Prof. Dr. Nur Syam, M.Si

(My Official Site)

PULKAM: TRADISI YANG MENYEJARAH (3)

PULKAM: TRADISI YANG MENYEJARAH (3)
Bagi saya, yang juga penting ialah melakukan ziarah ke makam Bapak, Embah dan kerabat saya lainnya. Sudah menjadi tradisi panjang bahwa menjelang puasa atau mengakhiri puasa selalu dilakukan upacara ziarah makam. Saya tentu saja tidak bisa melakukannya tepat waktu sebagaimana tradisi warga desa. Saya baru pulang 3 (tiga) hari di awal puasa dan sehari setelah hari raya untuk menziarahi makam leluhur saya.
Warga desa menganggap bahwa poros kehidupan selain rumah dan masjid ialah makam. Dahulu sumur termasuk ruang budaya yang selalu diisinya dengan berbagai aktivitas, namun semenjak teknologi pengeboran air bawah tanah masuk ke wilayah pedesaan, maka tradisi menempatkan sumur sebagai ruang budaya nyaris sudah tidak ada. Hanya tinggal rumah, masjid dan makam yang masih terus bertahan.

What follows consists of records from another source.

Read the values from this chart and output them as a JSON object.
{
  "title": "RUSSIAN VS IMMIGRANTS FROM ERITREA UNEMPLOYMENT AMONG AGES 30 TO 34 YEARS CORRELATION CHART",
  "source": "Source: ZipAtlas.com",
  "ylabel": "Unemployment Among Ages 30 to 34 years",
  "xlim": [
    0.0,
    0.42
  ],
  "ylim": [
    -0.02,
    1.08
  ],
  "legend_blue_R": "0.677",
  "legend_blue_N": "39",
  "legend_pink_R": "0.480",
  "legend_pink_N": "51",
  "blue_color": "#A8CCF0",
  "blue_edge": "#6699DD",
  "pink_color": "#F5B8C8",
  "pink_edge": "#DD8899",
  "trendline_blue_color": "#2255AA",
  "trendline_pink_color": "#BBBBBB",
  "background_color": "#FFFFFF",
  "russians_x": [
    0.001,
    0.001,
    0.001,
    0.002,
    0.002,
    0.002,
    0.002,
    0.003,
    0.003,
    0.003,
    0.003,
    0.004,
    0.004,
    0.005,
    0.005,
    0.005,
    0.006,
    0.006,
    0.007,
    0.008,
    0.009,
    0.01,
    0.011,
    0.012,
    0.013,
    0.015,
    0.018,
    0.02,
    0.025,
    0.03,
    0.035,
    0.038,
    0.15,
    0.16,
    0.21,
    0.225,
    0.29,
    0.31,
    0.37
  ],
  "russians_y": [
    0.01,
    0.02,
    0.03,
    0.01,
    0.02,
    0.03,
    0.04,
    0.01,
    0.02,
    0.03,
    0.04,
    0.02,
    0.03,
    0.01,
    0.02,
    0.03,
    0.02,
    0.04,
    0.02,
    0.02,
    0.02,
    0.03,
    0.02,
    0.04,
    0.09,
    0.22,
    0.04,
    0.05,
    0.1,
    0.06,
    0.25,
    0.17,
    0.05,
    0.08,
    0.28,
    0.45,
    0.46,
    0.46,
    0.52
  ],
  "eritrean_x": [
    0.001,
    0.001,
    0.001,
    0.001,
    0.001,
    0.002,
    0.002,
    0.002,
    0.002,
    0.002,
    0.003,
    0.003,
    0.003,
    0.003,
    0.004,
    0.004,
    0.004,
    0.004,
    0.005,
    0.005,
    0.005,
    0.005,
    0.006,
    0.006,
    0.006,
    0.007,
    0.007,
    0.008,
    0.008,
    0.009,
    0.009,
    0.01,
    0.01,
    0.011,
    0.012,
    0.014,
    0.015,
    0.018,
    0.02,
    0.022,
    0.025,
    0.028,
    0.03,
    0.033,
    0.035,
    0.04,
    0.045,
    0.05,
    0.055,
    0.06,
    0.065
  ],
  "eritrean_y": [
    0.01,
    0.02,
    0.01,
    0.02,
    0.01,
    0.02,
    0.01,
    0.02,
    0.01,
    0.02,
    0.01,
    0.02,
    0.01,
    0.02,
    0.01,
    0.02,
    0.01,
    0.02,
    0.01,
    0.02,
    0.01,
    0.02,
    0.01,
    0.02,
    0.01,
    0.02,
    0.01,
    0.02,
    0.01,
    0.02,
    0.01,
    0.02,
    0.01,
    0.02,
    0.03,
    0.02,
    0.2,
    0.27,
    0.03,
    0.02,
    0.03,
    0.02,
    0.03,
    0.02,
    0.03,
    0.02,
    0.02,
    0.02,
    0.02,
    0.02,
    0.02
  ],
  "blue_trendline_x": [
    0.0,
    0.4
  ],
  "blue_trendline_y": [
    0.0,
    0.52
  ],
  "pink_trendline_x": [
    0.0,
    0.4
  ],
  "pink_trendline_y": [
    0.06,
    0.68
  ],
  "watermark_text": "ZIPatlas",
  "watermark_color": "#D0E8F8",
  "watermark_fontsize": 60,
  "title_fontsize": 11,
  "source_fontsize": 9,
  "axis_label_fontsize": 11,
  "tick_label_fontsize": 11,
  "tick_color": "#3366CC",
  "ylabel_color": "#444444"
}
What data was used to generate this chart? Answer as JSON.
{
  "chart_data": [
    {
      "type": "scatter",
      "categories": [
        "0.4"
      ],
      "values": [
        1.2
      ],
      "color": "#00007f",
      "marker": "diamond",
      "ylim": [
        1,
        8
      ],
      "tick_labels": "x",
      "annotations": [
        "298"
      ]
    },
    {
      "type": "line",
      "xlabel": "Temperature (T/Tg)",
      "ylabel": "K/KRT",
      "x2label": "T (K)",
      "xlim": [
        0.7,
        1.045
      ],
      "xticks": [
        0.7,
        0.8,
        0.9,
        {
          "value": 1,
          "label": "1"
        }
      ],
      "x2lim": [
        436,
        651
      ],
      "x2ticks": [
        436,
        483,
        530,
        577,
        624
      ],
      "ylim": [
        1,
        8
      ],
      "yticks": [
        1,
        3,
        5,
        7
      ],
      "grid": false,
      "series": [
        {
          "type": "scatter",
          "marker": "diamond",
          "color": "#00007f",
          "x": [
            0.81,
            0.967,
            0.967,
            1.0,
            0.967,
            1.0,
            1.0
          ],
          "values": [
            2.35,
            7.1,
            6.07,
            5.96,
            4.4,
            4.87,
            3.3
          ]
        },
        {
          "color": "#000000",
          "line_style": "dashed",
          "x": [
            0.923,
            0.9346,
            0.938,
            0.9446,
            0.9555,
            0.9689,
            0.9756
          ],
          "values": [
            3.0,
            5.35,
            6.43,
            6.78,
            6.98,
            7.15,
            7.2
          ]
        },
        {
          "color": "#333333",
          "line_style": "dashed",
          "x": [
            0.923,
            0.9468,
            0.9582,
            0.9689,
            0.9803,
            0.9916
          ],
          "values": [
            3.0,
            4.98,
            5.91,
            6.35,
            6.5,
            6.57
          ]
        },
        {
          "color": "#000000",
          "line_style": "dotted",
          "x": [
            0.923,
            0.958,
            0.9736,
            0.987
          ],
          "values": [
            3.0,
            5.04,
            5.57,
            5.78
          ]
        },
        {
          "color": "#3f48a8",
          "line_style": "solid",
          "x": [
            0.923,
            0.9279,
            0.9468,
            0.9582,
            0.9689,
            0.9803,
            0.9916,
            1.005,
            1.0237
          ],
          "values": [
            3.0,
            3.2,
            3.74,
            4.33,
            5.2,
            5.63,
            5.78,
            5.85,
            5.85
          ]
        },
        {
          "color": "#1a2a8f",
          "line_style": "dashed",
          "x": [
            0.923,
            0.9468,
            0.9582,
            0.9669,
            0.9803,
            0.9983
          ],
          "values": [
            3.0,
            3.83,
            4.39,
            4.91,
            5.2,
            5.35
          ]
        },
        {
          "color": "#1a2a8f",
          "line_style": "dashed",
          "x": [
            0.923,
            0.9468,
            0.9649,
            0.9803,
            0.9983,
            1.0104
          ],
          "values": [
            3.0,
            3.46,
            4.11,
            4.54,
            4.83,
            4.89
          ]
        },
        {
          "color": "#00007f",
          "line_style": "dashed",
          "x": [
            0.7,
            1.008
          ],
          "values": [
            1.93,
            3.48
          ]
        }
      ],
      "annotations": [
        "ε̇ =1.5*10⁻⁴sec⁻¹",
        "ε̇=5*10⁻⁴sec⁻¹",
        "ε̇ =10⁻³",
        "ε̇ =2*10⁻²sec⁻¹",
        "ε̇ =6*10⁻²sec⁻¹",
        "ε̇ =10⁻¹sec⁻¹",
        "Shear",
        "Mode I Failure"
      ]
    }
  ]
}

Ziarah makam di dalam tradisi Jawa disebut sebagai “nyekar” atau dalam terminologi ialah upacara tabur bunga ke makam leluhur. Makanya, di dalam tradisi ziarah kubur tentu selalu ada bunga. Biasanya bunga kenanga, bunga melati dan lainnya. Jika dilihat dari unsur-unsur di dalam sebuah upacara, maka sekurang-kurangnya terdapat sebanyak 8 (delapan) aspek ritual upacara yang terlihat. Yaitu: tujuan, makna, bahan upacara, tempat, waktu, doa-doa upacara, proses upacara, dan suasana upacara.

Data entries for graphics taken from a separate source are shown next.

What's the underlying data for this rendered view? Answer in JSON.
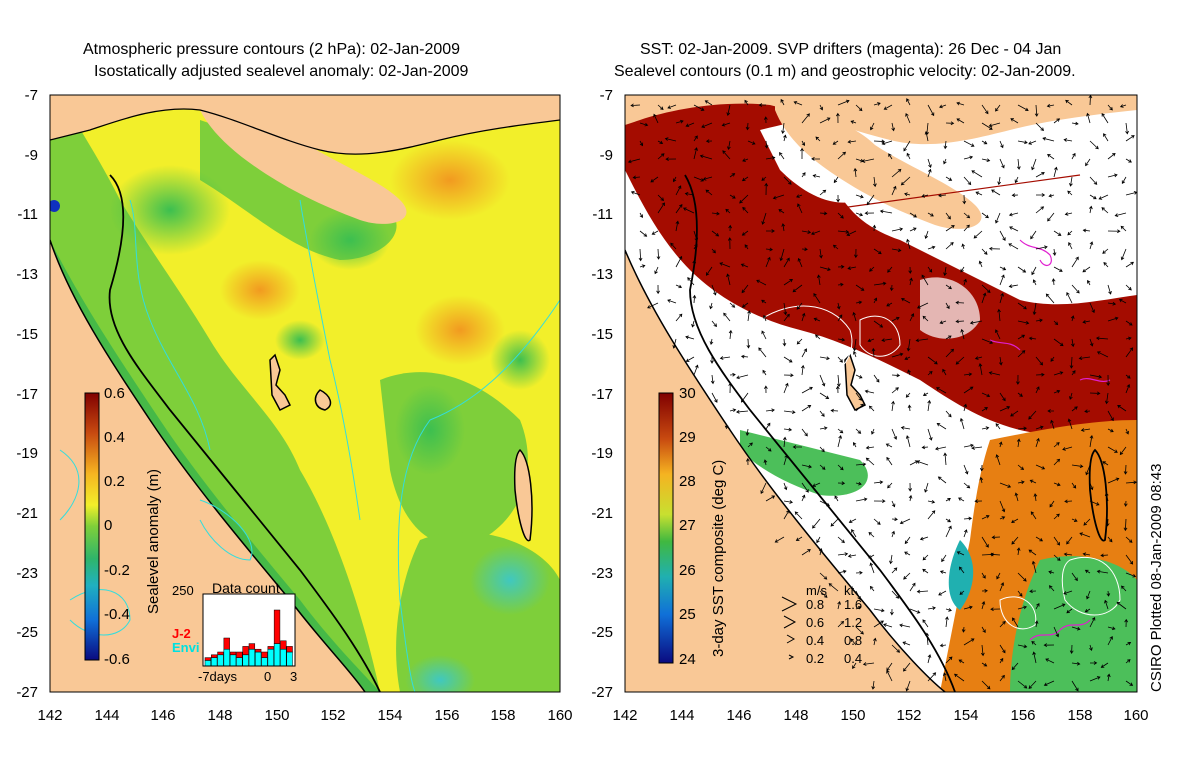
{
  "left_panel": {
    "title_line1": "Atmospheric pressure contours (2 hPa): 02-Jan-2009",
    "title_line2": "Isostatically adjusted sealevel anomaly: 02-Jan-2009",
    "y_ticks": [
      "-7",
      "-9",
      "-11",
      "-13",
      "-15",
      "-17",
      "-19",
      "-21",
      "-23",
      "-25",
      "-27"
    ],
    "x_ticks": [
      "142",
      "144",
      "146",
      "148",
      "150",
      "152",
      "154",
      "156",
      "158",
      "160"
    ],
    "colorbar": {
      "label": "Sealevel anomaly (m)",
      "ticks": [
        "0.6",
        "0.4",
        "0.2",
        "0",
        "-0.2",
        "-0.4",
        "-0.6"
      ],
      "range": [
        -0.6,
        0.6
      ]
    },
    "inset": {
      "title": "Data count",
      "y_max_label": "250",
      "x_label_left": "-7days",
      "x_label_zero": "0",
      "x_label_right": "3",
      "series": [
        {
          "name": "J-2",
          "color": "#ff0000"
        },
        {
          "name": "Envi",
          "color": "#00ffff"
        }
      ],
      "envi_counts": [
        20,
        30,
        40,
        60,
        40,
        30,
        40,
        60,
        50,
        30,
        60,
        80,
        60,
        50
      ],
      "j2_counts": [
        10,
        10,
        10,
        40,
        10,
        20,
        30,
        20,
        10,
        20,
        10,
        120,
        30,
        20
      ]
    }
  },
  "right_panel": {
    "title_line1": "SST: 02-Jan-2009. SVP drifters (magenta): 26 Dec - 04 Jan",
    "title_line2": "Sealevel contours (0.1 m) and geostrophic velocity: 02-Jan-2009.",
    "y_ticks": [
      "-7",
      "-9",
      "-11",
      "-13",
      "-15",
      "-17",
      "-19",
      "-21",
      "-23",
      "-25",
      "-27"
    ],
    "x_ticks": [
      "142",
      "144",
      "146",
      "148",
      "150",
      "152",
      "154",
      "156",
      "158",
      "160"
    ],
    "colorbar": {
      "label": "3-day SST composite (deg C)",
      "ticks": [
        "30",
        "29",
        "28",
        "27",
        "26",
        "25",
        "24"
      ],
      "range": [
        24,
        30
      ]
    },
    "velocity_legend": {
      "header_ms": "m/s",
      "header_kt": "kt",
      "rows": [
        {
          "ms": "0.8",
          "kt": "1.6"
        },
        {
          "ms": "0.6",
          "kt": "1.2"
        },
        {
          "ms": "0.4",
          "kt": "0.8"
        },
        {
          "ms": "0.2",
          "kt": "0.4"
        }
      ]
    }
  },
  "footer_note": "CSIRO Plotted 08-Jan-2009 08:43",
  "colors": {
    "land": "#f9c896",
    "ocean_green": "#7ecf3a",
    "ocean_yellow": "#f2ef2a",
    "ocean_orange": "#f5b321",
    "ocean_shelf": "#3cb54a",
    "sst_red": "#a40c00",
    "sst_orange": "#e77f12",
    "contour_cyan": "#33dddd",
    "drifter_magenta": "#e020d0"
  }
}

Dilihat dari tujuannya, maka nyekar bertujuan memberikan sesaji atau mantra-mantra atau doa-doa yang ditujukan kepada arwah leluhur. Adapun maknanya ialah sebagai persembahan atau pemberian kepada arwah leluhur agar memperoleh pengampunan dari Allah atau Tuhan sehingga memperoleh ketenangan di alam kuburnya. Dari aspek bahan-bahan upacara biasanya ialah bunga aneka ragam, waktunya dilakukan pada saat-saat tertentu, misalnya Kamis sore, menjelang puasa, menjelang hari raya dan sebagainya. Yang dijadikan tempat upacara nyekar ialah makam leluhur, makam wali atau tokoh-tokoh yang dianggap penting. Biasanya orang yang nyekar bisa membaca tahlil atau bacaan Surat Yasin dan doa-doa yang ditujukan kepada yang diziarahi. Dengan demikian, upacara ziarah kubur ialah upacara yang dilakukan untuk kepentingan secara khusus kepada arwah leluhur.

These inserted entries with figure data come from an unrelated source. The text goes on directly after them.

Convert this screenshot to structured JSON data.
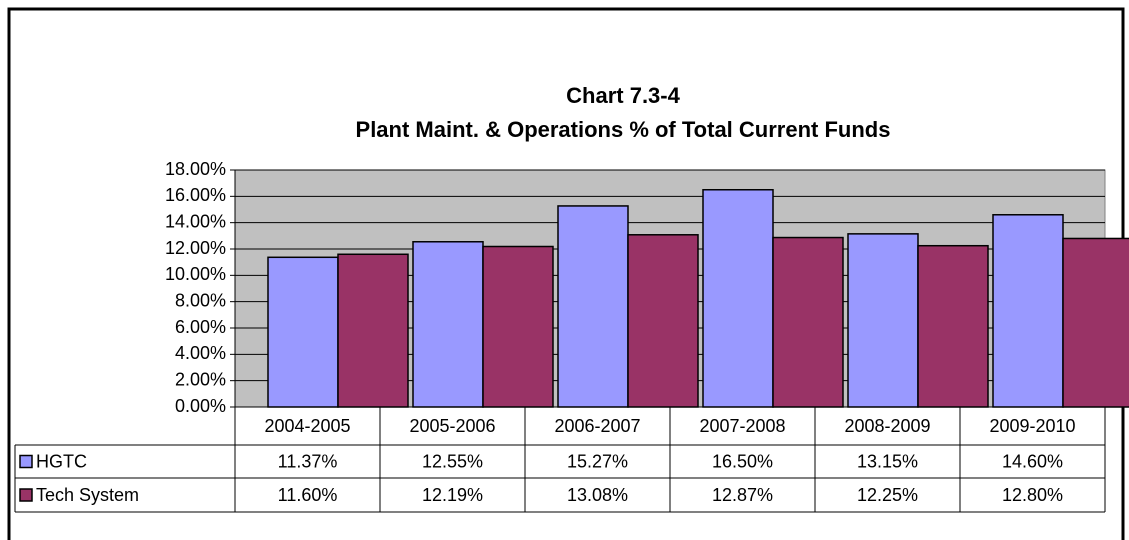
{
  "chart_data": {
    "type": "bar",
    "title": "Chart 7.3-4",
    "subtitle": "Plant Maint. & Operations % of Total Current Funds",
    "categories": [
      "2004-2005",
      "2005-2006",
      "2006-2007",
      "2007-2008",
      "2008-2009",
      "2009-2010"
    ],
    "series": [
      {
        "name": "HGTC",
        "color": "#9999ff",
        "values": [
          11.37,
          12.55,
          15.27,
          16.5,
          13.15,
          14.6
        ],
        "value_labels": [
          "11.37%",
          "12.55%",
          "15.27%",
          "16.50%",
          "13.15%",
          "14.60%"
        ]
      },
      {
        "name": "Tech System",
        "color": "#993366",
        "values": [
          11.6,
          12.19,
          13.08,
          12.87,
          12.25,
          12.8
        ],
        "value_labels": [
          "11.60%",
          "12.19%",
          "13.08%",
          "12.87%",
          "12.25%",
          "12.80%"
        ]
      }
    ],
    "ylim": [
      0,
      18
    ],
    "yticks": [
      {
        "value": 0,
        "label": "0.00%"
      },
      {
        "value": 2,
        "label": "2.00%"
      },
      {
        "value": 4,
        "label": "4.00%"
      },
      {
        "value": 6,
        "label": "6.00%"
      },
      {
        "value": 8,
        "label": "8.00%"
      },
      {
        "value": 10,
        "label": "10.00%"
      },
      {
        "value": 12,
        "label": "12.00%"
      },
      {
        "value": 14,
        "label": "14.00%"
      },
      {
        "value": 16,
        "label": "16.00%"
      },
      {
        "value": 18,
        "label": "18.00%"
      }
    ],
    "grid": true,
    "plot_background": "#c0c0c0"
  }
}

Di dalam tradisi Jawa, yang dijadikan sebagai tempat ziarah bukan hanya para leluhur atau kerabat yang sudah meninggal, akan tetapi juga makam para wali yang di masa lalu bertindak sebagai penyebar agama Islam. Ada sangat banyak makam wali yang diziarahi oleh umat Islam. Ada paket ziarah wali songo, ada paket ziarah wali Jawa Timur dan Jawa Tengah dan sebagainya.
Di Nusantara banyak sekali makam-makam auliya yang dijadikan sebagai tempat untuk upacara ziarah. Di Tuban, misalnya dapat dijumpai makam Sunan Bonang yang sangat ramai peziarahnya. Bahkan termasuk tujuan wisata religious yang sangat terkenal. Selain itu juga terdapat makam Syekh Ibrahim Asmaraqandi, yang dikenal sebagai ayah Sunan Ampel. Makam ini juga termasuk yang ramai dikunjungi oleh peziarah dari luar daerah. Perkembangan bangunan fisik makam Syekh Ibrahim Adamraqandi termasuk yang sangat pesat. Selain itu juga didapati pembacaan Ratib Hadad setiap kamis malam, jam 23 WIB sampai menjelang subuh. Acara ini dipadati oleh para peziarah yang memiliki tujuan khusus.
Ke sebelah timur di Drajat, maka ditemui 3 (tiga) makam keramat, yaitu makam Syekh Maulana Ishaq, Syekh Mayangmadu dan Syekh Sunan Drajat. Ketiga makam ini lokasinya berdekatan di desa Drajat. Yang ramai dikunjungi Jemaah ziarah auliya ialah Makam Sunan Drajat. Lalu ke Timur lagi, makam Syekh Magribi di Kota Gresik dan Syekh Sunan Giri. Yang banyak sekali pengunjungnya ialah makam Sunan Ampel di Surabaya.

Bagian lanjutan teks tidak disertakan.